Scenarist Guus Vleugel’s idee was een serie te maken over de moderne jonge vrouw, zo vertelt hij in hetzelfde stuk aan Van der Meyden: “de moderne jonge vrouw die het beu is de hele dag in haar flatje te zitten en eruit wil. Dat is namelijk een gevoel dat op het ogenblik veel vrouwen hebben en dat leek ons een aardig idee voor een strip. En Jasperina zelf is in feite ook zo’n vrouwtje van deze tijd.” Vrouwtje, het staat er echt.
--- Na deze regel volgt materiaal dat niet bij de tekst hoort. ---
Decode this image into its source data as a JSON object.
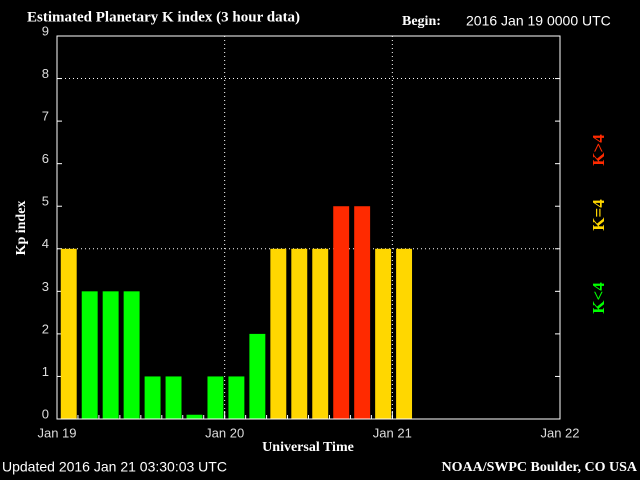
{
  "chart_data": {
    "type": "bar",
    "title": "Estimated Planetary K index (3 hour data)",
    "begin_label": "Begin:",
    "begin_value": "2016 Jan 19 0000 UTC",
    "ylabel": "Kp index",
    "xlabel": "Universal Time",
    "updated": "Updated 2016 Jan 21 03:30:03 UTC",
    "source": "NOAA/SWPC Boulder, CO USA",
    "x": [
      0,
      3,
      6,
      9,
      12,
      15,
      18,
      21,
      24,
      27,
      30,
      33,
      36,
      39,
      42,
      45,
      48
    ],
    "values": [
      4,
      3,
      3,
      3,
      1,
      1,
      0.1,
      1,
      1,
      2,
      4,
      4,
      4,
      5,
      5,
      4,
      4
    ],
    "colors": [
      "#ffd700",
      "#00ff00",
      "#00ff00",
      "#00ff00",
      "#00ff00",
      "#00ff00",
      "#00ff00",
      "#00ff00",
      "#00ff00",
      "#00ff00",
      "#ffd700",
      "#ffd700",
      "#ffd700",
      "#ff2a00",
      "#ff2a00",
      "#ffd700",
      "#ffd700"
    ],
    "bar_width": 3,
    "xlim": [
      0,
      72
    ],
    "xticks": [
      {
        "value": 0,
        "label": "Jan 19"
      },
      {
        "value": 24,
        "label": "Jan 20"
      },
      {
        "value": 48,
        "label": "Jan 21"
      },
      {
        "value": 72,
        "label": "Jan 22"
      }
    ],
    "ylim": [
      0,
      9
    ],
    "yticks": [
      0,
      1,
      2,
      3,
      4,
      5,
      6,
      7,
      8,
      9
    ],
    "ygrid": [
      4,
      8
    ],
    "legend": [
      {
        "label": "K<4",
        "color": "#00ff00"
      },
      {
        "label": "K=4",
        "color": "#ffd700"
      },
      {
        "label": "K>4",
        "color": "#ff2a00"
      }
    ]
  }
}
Maar we hebben het dan ook over een tijd waar het heel gewoon is dat een vrouw na het huwelijk stopt met werken en dus inderdaad de hele dag in haar flatje zit, met of zonder kinderen, maar in ieder geval met de afwas en de strijk.

In de gevallen dat een vrouw wel werkt, zoals Jasperina de Jong bijvoorbeeld die naast haar rol in de Rust noch duur in de avonden in theaters staat, is het concept van een gelijke verdeling van huishoudelijke taken nog erg onbekend. Als Van der Meyden De Jong vraagt of zij vindt dat man en vrouw gelijk moeten zijn in een huwelijk, antwoordt ze: “Vroeger dacht ik, dat is waanzin, maar toen we getrouwd waren, zei Eric op een keer: ik doe de afwas, jij hebt het vandaag zo druk gehad. (…) Maar denk niet dat Eric me altijd mijn gang laat gaan, ik heb bij hem niets te zeggen, hij heeft een enorm overwicht op mij.” En het wordt ineens duidelijk waarom De Jong thuis zo prikkelbaar is.
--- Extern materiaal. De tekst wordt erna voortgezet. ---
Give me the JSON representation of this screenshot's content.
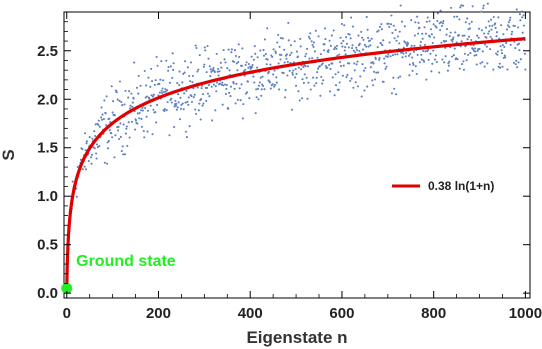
{
  "chart_data": {
    "type": "scatter",
    "xlabel": "Eigenstate n",
    "ylabel": "S",
    "xlim": [
      -6,
      1010
    ],
    "ylim": [
      -0.05,
      2.9
    ],
    "xticks": [
      0,
      200,
      400,
      600,
      800,
      1000
    ],
    "yticks": [
      0.0,
      0.5,
      1.0,
      1.5,
      2.0,
      2.5
    ],
    "ytick_labels": [
      "0.0",
      "0.5",
      "1.0",
      "1.5",
      "2.0",
      "2.5"
    ],
    "grid": false,
    "series": [
      {
        "kind": "scatter",
        "description_values": "~1000 eigenstates scattered around the fit curve, spread ±0.45",
        "n_points": 1000,
        "color": "#5b7fc0"
      },
      {
        "name": "0.38 ln(1+n)",
        "kind": "line",
        "coefficient": 0.38,
        "function": "ln(1+n)",
        "color": "#e00000"
      },
      {
        "kind": "point",
        "x": 0,
        "y": 0.05,
        "color": "#22ee22"
      }
    ],
    "legend": {
      "position": "right",
      "label": "0.38 ln(1+n)"
    },
    "annotations": [
      {
        "text": "Ground state",
        "x": 3,
        "y": 0.3,
        "color": "#22ee22"
      }
    ],
    "colors": {
      "scatter": "#5b7fc0",
      "fit_line": "#e00000",
      "ground_state": "#22ee22"
    }
  }
}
De televisie recensenten hebben ook nog wat moeite met de moderne jonge vrouw waar De Jong in de serie gestalte aan geeft. Millie Vink is geen sympathieke vrouw, en daar is het volgens Nico Scheepmaker aan te wijten dat Rust noch duur, ondanks sterrencast, geen succes is. In de woorden van Guus Vleugel zelf is Millie: “een progressieve, neofiele en vrijwel volmaakte humorloze burgerjuffrouw.” Wie zal zich met zo’n mens willen vereenzelvigen, vraagt Scheepmaker zich af. “Martha daarentegen, is ook een burgerjuffrouw, maar wel vriendelijk en mist de haaibaaierigheid van haar schoonzuster Millie”, aldus Scheepmaker (Het Vrije Volk, 6-4-1970). Nu zijn er zat populaire series te noemen met onuitstaanbare mannelijke hoofdrolspelers, maar voor vrouwen was dat destijds blijkbaar nog een brug te ver. Helemaal leuk natuurlijk die emancipatie, zolang de vrouwtjes maar vriendelijk glimlachend de afwas blijven doen.
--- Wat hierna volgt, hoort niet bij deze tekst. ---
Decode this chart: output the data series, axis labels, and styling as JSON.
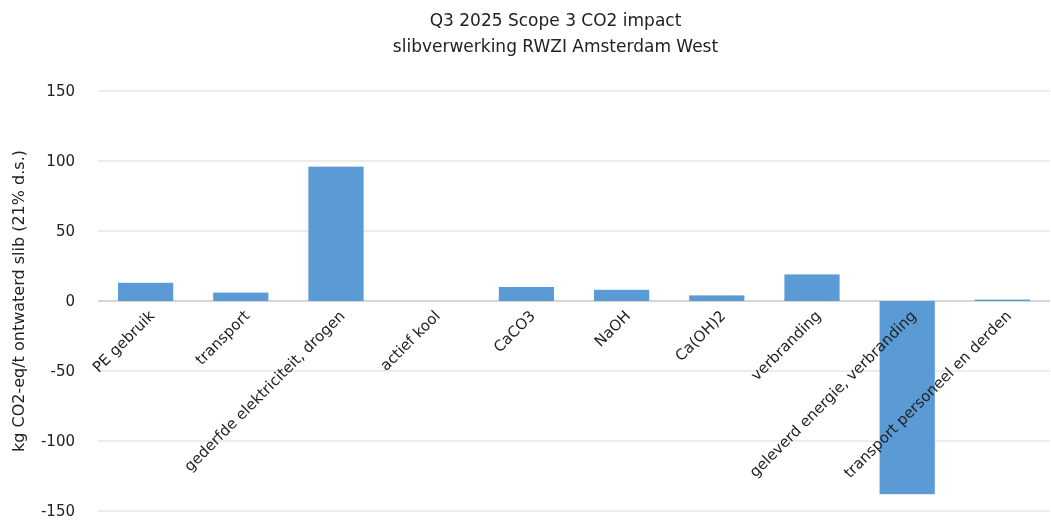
{
  "chart_data": {
    "type": "bar",
    "title": "Q3 2025  Scope 3 CO2 impact",
    "subtitle": "slibverwerking RWZI Amsterdam West",
    "ylabel": "kg CO2-eq/t ontwaterd slib (21% d.s.)",
    "categories": [
      "PE gebruik",
      "transport",
      "gederfde elektriciteit, drogen",
      "actief kool",
      "CaCO3",
      "NaOH",
      "Ca(OH)2",
      "verbranding",
      "geleverd energie, verbranding",
      "transport personeel en derden"
    ],
    "values": [
      13,
      6,
      96,
      0,
      10,
      8,
      4,
      19,
      -138,
      1
    ],
    "color": "#5b9bd5",
    "ylim": [
      -150,
      150
    ],
    "yticks": [
      -150,
      -100,
      -50,
      0,
      50,
      100,
      150
    ],
    "grid": "y"
  }
}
Wat zou Els Salomons, die de decors voor deze serie ontwierp, van Millie, Thomas en Martha Vink hebben gevonden? Salomons was haar tijd – en Rust noch duur – ver vooruit; ze had een goede baan, woonde zelfstandig, aan bewonderaars geen gebrek, maar nooit getrouwd. Wat haar voormalig collega’s mij vertellen is dat Salomons nogal uitgesproken in haar antipathieën kon zijn, maar dat ze tegelijkertijd het middelpunt van het sociale leven van de afdeling decorontwerp was. Ze organiseerde vele borrels en feesten bij haar thuis in ‘s Graveland en de kinderen van haar collega’s waren dol op haar (zie ook hieronder). Uitgesproken, geëmancipeerd en tóch geliefd, het bestond dus al wel in 1969. Had Guus Vleugel voor het scenario van Rust noch duur maar wat meer inspiratie aan Els Salomons opgedaan.

 

1971: Regiecursus Xandra van Baarle (maart 1971)

Decorontwerp van Els Salomons voor een productie in het kader van de regiecursus van Xandra van Baarle, 22 maart 1971. Collectie erven Van Baarle

‘Hoe is het met Els Salomons? was zo’n beetje het eerste wat Xandra, de dochter van Nic van Baarle, me vroeg toen ik bij haar op bezoek was. Diezelfde dag is Salomons overleden, maar dat wisten wij toen nog niet. Xandra haalde warme herinneringen op aan Salomons en de bezoekjes aan haar huis in ‘s Graveland. Salomons maakte collages met snoeppapiertjes die door Xandra – en waarschijnlijk ook andere ontwerperskinderen – met veel plezier gespaard werden. ‘Ik moest dus van haar snoepen’ zei Xandra en zoiets is natuurlijk geen straf.

Jaren later, in 1971, volgt Xandra de regiecursus bij Opleidingscentrum Santbergen. Salomons ontwerpt hiervoor het decor en gelukkig is de tekening bewaard gebleven. De titel kan ik niet achterhalen, het was volgens Xandra een gedramatiseerde documentaire over splinterpartijen. Op bovenstaande tekening de kamer van Douwe Trant, wat een pseudoniem was van Rinus Ferdinandusse in de Vrij Nederland.